Come to find out that doctors aren’t interested in diagnosing adults with ADHD unless you clearly had a history of it as a child. At the same time, they are aware that some kids get really good at hiding their problems, especially before ADHD became “the norm” for clinical diagnoses.

Yeah, no kidding? You mean to tell me we put millions of children around the world on Ritalin (and especially on young boys) for acting like children, and in the meanwhile we ignore when adults are clearly suffering from inattention and emotional irregularity? And then we like to just diagnose it as “depression,” send ’em off with a couple Zoloft, and call it a day? Or worse, call it “bipolar disorder” when the Zoloft doesn’t work? That’s our acceptable modern medical practice?

I’ve spent about a decade under a single bipolar type-II diagnosis… just to find out that it’s probably not what’s actually happening. I am now working with a different doctor under much fewer assumptions about my mental issues. And so far, my prescription of Vraylar is helping me curb the worst of the depression and manic reactions to the stimuli of life.

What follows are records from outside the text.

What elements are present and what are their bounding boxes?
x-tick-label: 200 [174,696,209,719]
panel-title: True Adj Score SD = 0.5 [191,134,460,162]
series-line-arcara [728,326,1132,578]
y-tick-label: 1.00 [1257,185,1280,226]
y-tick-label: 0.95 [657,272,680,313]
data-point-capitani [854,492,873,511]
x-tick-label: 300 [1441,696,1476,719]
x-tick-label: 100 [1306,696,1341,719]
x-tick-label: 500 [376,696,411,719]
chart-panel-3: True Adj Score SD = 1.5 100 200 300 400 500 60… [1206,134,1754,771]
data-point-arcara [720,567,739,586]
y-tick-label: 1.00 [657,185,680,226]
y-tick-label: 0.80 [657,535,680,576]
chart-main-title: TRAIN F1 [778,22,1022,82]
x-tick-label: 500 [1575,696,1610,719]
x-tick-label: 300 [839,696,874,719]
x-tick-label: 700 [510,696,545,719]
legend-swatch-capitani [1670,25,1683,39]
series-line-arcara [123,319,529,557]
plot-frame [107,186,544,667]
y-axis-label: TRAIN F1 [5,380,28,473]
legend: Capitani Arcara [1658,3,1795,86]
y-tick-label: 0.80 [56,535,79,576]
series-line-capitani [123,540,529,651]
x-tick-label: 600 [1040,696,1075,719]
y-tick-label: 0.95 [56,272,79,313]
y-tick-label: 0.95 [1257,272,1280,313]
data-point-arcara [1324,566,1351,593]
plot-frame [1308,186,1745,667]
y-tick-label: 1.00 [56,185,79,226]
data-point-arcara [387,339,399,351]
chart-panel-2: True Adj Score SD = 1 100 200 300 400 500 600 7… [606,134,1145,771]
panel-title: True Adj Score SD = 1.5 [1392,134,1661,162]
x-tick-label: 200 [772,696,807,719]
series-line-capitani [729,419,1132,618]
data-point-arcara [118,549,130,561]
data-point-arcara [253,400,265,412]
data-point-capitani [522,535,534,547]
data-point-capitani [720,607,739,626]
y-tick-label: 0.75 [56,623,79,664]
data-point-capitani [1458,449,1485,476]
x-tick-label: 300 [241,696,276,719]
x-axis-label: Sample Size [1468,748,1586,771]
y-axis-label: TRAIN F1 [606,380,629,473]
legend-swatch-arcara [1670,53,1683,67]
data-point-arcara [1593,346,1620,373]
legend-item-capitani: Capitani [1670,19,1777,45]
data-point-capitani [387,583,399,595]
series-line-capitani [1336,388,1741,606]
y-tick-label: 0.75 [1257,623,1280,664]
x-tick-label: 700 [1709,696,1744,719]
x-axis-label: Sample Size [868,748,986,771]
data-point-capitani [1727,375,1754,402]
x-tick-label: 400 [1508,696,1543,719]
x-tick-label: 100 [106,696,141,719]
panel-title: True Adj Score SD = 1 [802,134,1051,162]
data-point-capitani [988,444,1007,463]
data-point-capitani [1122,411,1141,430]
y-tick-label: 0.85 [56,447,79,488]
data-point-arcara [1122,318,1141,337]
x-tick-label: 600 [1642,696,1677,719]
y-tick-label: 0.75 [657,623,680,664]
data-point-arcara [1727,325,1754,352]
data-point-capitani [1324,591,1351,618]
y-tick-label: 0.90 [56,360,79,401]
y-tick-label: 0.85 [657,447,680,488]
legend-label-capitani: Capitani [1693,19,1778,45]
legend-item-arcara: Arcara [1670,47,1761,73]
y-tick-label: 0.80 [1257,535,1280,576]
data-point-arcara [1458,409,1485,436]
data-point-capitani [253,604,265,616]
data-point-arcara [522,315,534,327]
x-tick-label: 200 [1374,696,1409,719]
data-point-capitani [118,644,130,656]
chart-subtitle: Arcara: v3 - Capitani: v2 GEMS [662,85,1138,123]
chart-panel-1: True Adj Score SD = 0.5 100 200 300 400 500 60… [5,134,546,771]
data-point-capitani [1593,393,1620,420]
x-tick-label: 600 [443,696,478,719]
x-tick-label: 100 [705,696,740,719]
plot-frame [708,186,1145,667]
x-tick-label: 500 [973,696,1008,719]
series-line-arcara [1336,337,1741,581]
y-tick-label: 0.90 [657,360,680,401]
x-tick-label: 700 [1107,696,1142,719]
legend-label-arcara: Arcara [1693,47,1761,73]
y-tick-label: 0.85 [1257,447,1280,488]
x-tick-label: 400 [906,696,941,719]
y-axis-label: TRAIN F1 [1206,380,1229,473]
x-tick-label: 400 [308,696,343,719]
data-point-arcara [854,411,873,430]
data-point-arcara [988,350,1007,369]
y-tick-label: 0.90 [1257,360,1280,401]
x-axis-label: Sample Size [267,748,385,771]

Now, if my insurance would just start helping me pay for the damn medication… It’s $900 for a thiry-day supply, there is no generic. And get this: I was informed by my insurance that because I am still diagnosed as only bipolar type-II, they won’t cover it because I haven’t failed enough of their recommended medications.

Excuse me? Seriously?

In order to pay for Vraylar, a medication that is approved for treatment of bipolar type-I in the United States… although I have failed two other antipsychotic medications trying to treat bipolar type-II (one of which was present when I tried to kill myself in 2021), they want me to fail just one more medication to consider changing my diagnosis.

What in the actual hell.

Um, how about no? I’m not trying Clozaril or Abilify just to reject it! And I’m certainly not putting myself in that kind of harm’s way just to prove a point!

It gets better, though. The brand name for Lurasidone is Latuda (you might have seen their advertisements on television), and it just became generic last year. It was $1500 for a thirty-day supply. My insurance was more than happy to pay out the nose for a non-generic medication, but they won’t consider that its effect on me provides a great deal of evidence that contradicts my previous diagnosis. I have since fallen out with the psychiatrists and psychologist at my previous office, and I’m positively terrified of asking them for further information. My doctor has all of my medical records, however, so I don’t believe I need to worry about them anymore (the fact that I can’t help but worry notwithstanding). I’ve sent in an appeal to get the insurance to take a closer look at my ADHD diagnosis, and I hope the cost situation gets resolved soon.


Here’s hoping I can actually find some relief. I am so sick and tired of half-measures. Of telling my doctor: “Well, I’m not sure if it’s working or not, I just feel terrible in this other, completely and previously unrelated way. Can we try something else?” I just want something that will improve my damn life. You know, overall, in a net positive direction.

Otherwise, what is medicine even for?